Immunocompromised patients are susceptible to bacterial, fungal and viral infections that healthy immune systems usually conquer. They are also susceptible to common infections of childhood. Often, the symptoms tend to be worse.
Because white blood cells are compromised, normal immune responses often don’t occur. For example, swelling, redness or pus is a normal sign of skin infection, but you likely would not show these symptoms if you are immunocompromised. Fever and/or pain at the area of infection are most common symptoms of infection. One tiny bump could possibly be a sign that something is wrong.
Infections are treated aggressively as early as possible and may require hospitalization. Bacterial infections are the cause of 85-90 percent of infections associated with new fevers. As a result, physicians will prescribe an antibiotic regimen first. This antibiotic regimen typically covers a broad spectrum to fight the wide variety of bacteria that can potentially infect these patients.
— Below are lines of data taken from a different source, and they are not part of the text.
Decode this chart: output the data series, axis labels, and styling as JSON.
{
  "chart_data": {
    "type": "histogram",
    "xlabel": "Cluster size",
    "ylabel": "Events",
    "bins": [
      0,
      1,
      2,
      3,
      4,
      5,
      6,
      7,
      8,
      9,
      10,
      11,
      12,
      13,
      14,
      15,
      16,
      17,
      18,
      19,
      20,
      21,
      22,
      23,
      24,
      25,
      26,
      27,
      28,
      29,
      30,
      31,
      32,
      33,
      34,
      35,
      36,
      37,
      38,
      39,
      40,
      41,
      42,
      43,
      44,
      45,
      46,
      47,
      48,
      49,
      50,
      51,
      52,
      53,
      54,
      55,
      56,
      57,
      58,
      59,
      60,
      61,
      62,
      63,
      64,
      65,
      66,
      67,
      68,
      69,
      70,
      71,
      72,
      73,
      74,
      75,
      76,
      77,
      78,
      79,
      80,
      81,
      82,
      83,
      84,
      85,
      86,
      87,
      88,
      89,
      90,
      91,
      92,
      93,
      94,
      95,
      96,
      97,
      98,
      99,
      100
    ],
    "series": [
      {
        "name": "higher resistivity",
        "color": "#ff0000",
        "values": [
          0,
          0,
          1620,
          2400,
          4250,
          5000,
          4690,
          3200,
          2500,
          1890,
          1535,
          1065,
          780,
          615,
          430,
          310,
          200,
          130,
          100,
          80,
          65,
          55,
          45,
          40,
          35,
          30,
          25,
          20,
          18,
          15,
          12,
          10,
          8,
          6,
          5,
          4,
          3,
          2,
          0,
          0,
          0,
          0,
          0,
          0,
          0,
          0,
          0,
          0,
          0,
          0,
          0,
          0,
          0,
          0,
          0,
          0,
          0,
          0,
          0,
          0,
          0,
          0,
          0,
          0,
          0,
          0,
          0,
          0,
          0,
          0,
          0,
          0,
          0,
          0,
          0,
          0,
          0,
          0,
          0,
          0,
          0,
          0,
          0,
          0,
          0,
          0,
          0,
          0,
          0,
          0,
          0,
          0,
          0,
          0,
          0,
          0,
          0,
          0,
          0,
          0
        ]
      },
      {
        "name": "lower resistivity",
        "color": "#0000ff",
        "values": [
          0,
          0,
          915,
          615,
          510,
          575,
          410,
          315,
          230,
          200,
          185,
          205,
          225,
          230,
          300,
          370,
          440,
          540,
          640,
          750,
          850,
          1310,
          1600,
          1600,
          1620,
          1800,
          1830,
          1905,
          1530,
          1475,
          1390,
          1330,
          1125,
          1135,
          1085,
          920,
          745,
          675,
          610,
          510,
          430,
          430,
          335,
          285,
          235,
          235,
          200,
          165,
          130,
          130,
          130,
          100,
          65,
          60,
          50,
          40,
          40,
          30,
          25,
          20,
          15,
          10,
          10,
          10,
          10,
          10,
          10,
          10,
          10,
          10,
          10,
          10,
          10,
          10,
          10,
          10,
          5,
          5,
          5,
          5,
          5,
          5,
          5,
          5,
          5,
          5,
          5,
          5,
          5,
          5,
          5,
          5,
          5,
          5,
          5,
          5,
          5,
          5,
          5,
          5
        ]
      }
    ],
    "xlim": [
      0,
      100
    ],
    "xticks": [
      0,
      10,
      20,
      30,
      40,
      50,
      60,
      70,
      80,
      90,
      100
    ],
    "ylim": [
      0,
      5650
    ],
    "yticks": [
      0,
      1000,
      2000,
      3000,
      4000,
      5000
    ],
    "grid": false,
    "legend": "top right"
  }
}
If the infection does not clear up in a few days, a regimen of antifungal drugs usually follows. It is also used when patients have been diagnosed with a fungal infection. Severely affected patients may receive replacements of white blood cells.
Patients who develop specific documented infections, such as bacteremia (bacteria in the blood), ear infections, sinusitis, pneumonia, gastrointestinal disorders, liver infections, meningitis, encephalitis, cardiovascular infections and skin infections, are treated for the specific infection.